Stability of the hip as defined by MP was not markedly different between the two groups. Based on the original work of Reimers, in patients with neuromotor hip disorders, MP was strongly correlated with the center edge angle of Wiberg. In the same landmark paper, 355 measurements were taken from urographic studies of children with no hip disease, and the highest recorded values were 29%. This cut-off value was used in the current study to indicated suboptimal femoral head coverage [9]. Careful longer-term follow-up is needed to ascertain satisfactory remodelling in hips showing higher values.

Five of the DDH patients required unscheduled trips to the operating room. In a study by DiFazio et al., 300 spica casts for pediatric femoral fractures were reviewed, and 24 patients required an unplanned trip to the operating room for cast change and 77 had skin complications [16]. None of the subjects in this study had wound care for skin ulcers, but our database is not sensitive to minor cast-related skin complications, mainly because a large proportion of the patients seek medical attention, and get cast trimming and padding at facilities near where they live.

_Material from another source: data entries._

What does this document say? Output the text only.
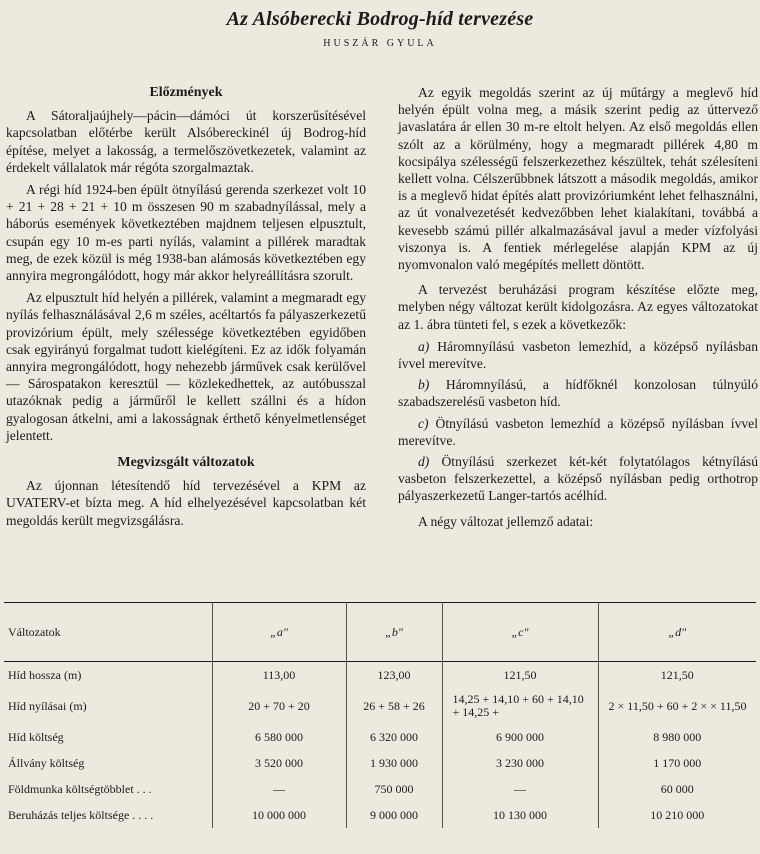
Az Alsóberecki Bodrog-híd tervezése
HUSZÁR GYULA
Előzmények

A Sátoraljaújhely—pácin—dámóci út korszerűsítésével kapcsolatban előtérbe került Alsóbereckinél új Bodrog-híd építése, melyet a lakosság, a termelőszövetkezetek, valamint az érdekelt vállalatok már régóta szorgalmaztak.

A régi híd 1924-ben épült ötnyílású gerenda szerkezet volt 10 + 21 + 28 + 21 + 10 m összesen 90 m szabadnyílással, mely a háborús események következtében majdnem teljesen elpusztult, csupán egy 10 m-es parti nyílás, valamint a pillérek maradtak meg, de ezek közül is még 1938-ban alámosás következtében egy annyira megrongálódott, hogy már akkor helyreállításra szorult.

Az elpusztult híd helyén a pillérek, valamint a megmaradt egy nyílás felhasználásával 2,6 m széles, acéltartós fa pályaszerkezetű provizórium épült, mely szélessége következtében egyidőben csak egyirányú forgalmat tudott kielégíteni. Ez az idők folyamán annyira megrongálódott, hogy nehezebb járművek csak kerülővel — Sárospatakon keresztül — közlekedhettek, az autóbusszal utazóknak pedig a járműről le kellett szállni és a hídon gyalogosan átkelni, ami a lakosságnak érthető kényelmetlenséget jelentett.

Megvizsgált változatok

Az újonnan létesítendő híd tervezésével a KPM az UVATERV-et bízta meg. A híd elhelyezésével kapcsolatban két megoldás került megvizsgálásra.

Az egyik megoldás szerint az új műtárgy a meglevő híd helyén épült volna meg, a másik szerint pedig az úttervező javaslatára ár ellen 30 m-re eltolt helyen. Az első megoldás ellen szólt az a körülmény, hogy a megmaradt pillérek 4,80 m kocsipálya szélességű felszerkezethez készültek, tehát szélesíteni kellett volna. Célszerűbbnek látszott a második megoldás, amikor is a meglevő hidat építés alatt provizóriumként lehet felhasználni, az út vonalvezetését kedvezőbben lehet kialakítani, továbbá a kevesebb számú pillér alkalmazásával javul a meder vízfolyási viszonya is. A fentiek mérlegelése alapján KPM az új nyomvonalon való megépítés mellett döntött.

A tervezést beruházási program készítése előzte meg, melyben négy változat került kidolgozásra. Az egyes változatokat az 1. ábra tünteti fel, s ezek a következők:

a) Háromnyílású vasbeton lemezhíd, a középső nyílásban ívvel merevítve.

b) Háromnyílású, a hídfőknél konzolosan túlnyúló szabadszerelésű vasbeton híd.

c) Ötnyílású vasbeton lemezhíd a középső nyílásban ívvel merevítve.

d) Ötnyílású szerkezet két-két folytatólagos kétnyílású vasbeton felszerkezettel, a középső nyílásban pedig orthotrop pályaszerkezetű Langer-tartós acélhíd.

A négy változat jellemző adatai:

Változatok	„a"	„b"	„c"	„d"
Híd hossza (m)	113,00	123,00	121,50	121,50
Híd nyílásai (m)	20 + 70 + 20	26 + 58 + 26	14,25 + 14,10 + 60 + 14,10 + 14,25 +	2 × 11,50 + 60 + 2 × × 11,50
Híd költség	6 580 000	6 320 000	6 900 000	8 980 000
Állvány költség	3 520 000	1 930 000	3 230 000	1 170 000
Földmunka költségtöbblet . . .	—	750 000	—	60 000
Beruházás teljes költsége . . . .	10 000 000	9 000 000	10 130 000	10 210 000
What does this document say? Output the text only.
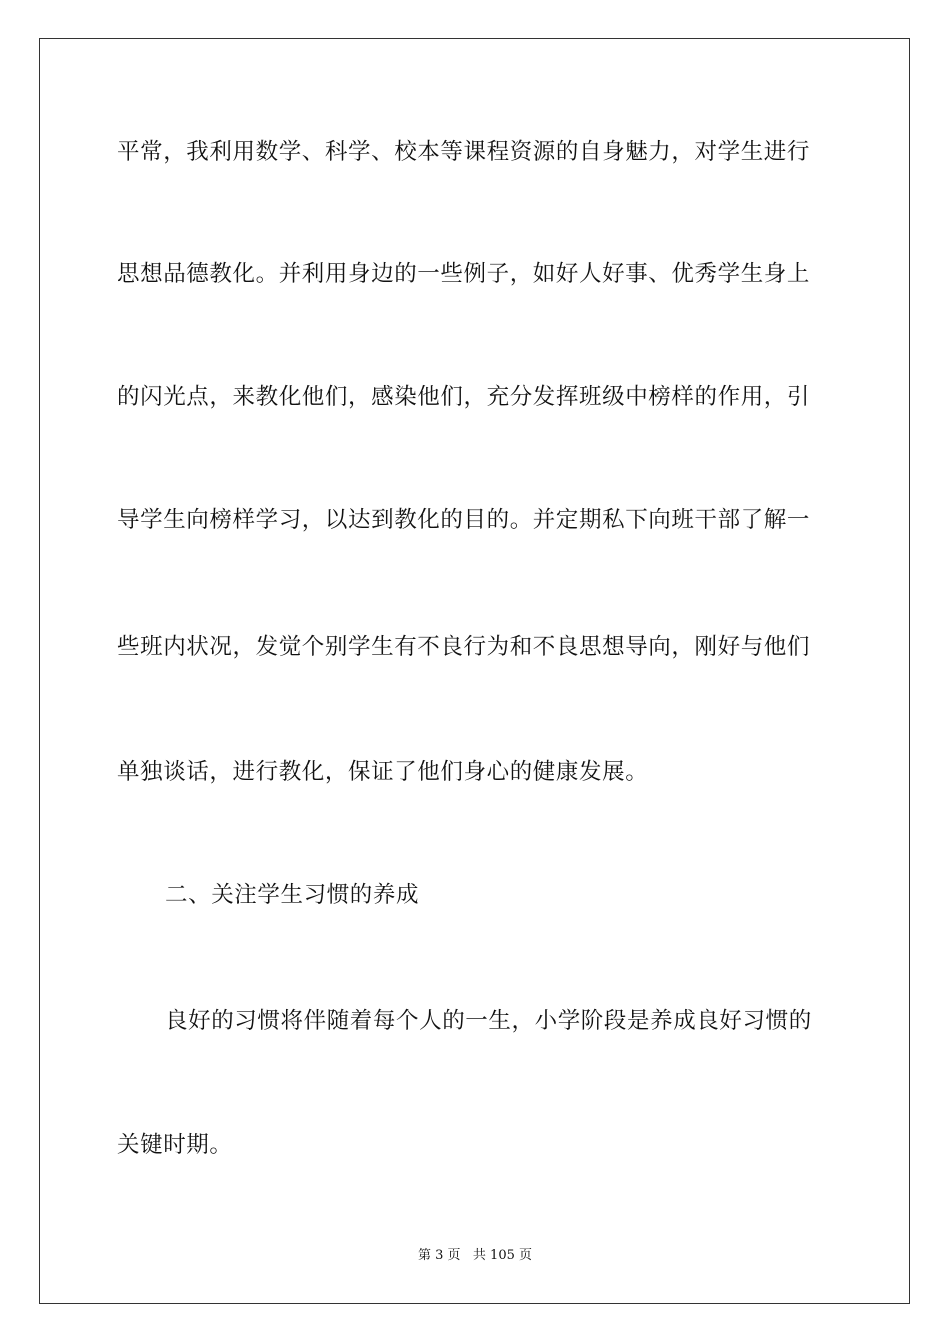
平常，我利用数学、科学、校本等课程资源的自身魅力，对学生进行
思想品德教化。并利用身边的一些例子，如好人好事、优秀学生身上
的闪光点，来教化他们，感染他们，充分发挥班级中榜样的作用，引
导学生向榜样学习，以达到教化的目的。并定期私下向班干部了解一
些班内状况，发觉个别学生有不良行为和不良思想导向，刚好与他们
单独谈话，进行教化，保证了他们身心的健康发展。
二、关注学生习惯的养成
良好的习惯将伴随着每个人的一生，小学阶段是养成良好习惯的
关键时期。
第 3 页   共 105 页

This study has several limitations; it probably lacks adequate power to detect small differences in displacement rate between the two groups. It is somewhat assuring, however, that the redislocation rate was lower in the SLS group. Post hoc power analysis showed adequate power (> 80%) if a conventional margin of 10% was computed, but a 10% margin would be considered high by many. Stiffness was not studied as an outcome measure in this report for several reasons. These reasons were mostly due to the rarity of stiffness in children, the need for longer follow-up, inconsistent documentation and the poor reliability of current measurement tools [17].

Data presented here have a direct impact on DDH patients and their caregivers. Therefore, further research addressing the limitations of the current work is suggested. Moreover, the precise role of percutaneous pinning with casting in maintaining hip stability is unknown and the duration of immobilization remains empirical and could be elucidated in the future. In conclusion, SLS casting may be used after unilateral DDH open reduction procedures, without increasing the risk of early hip instability.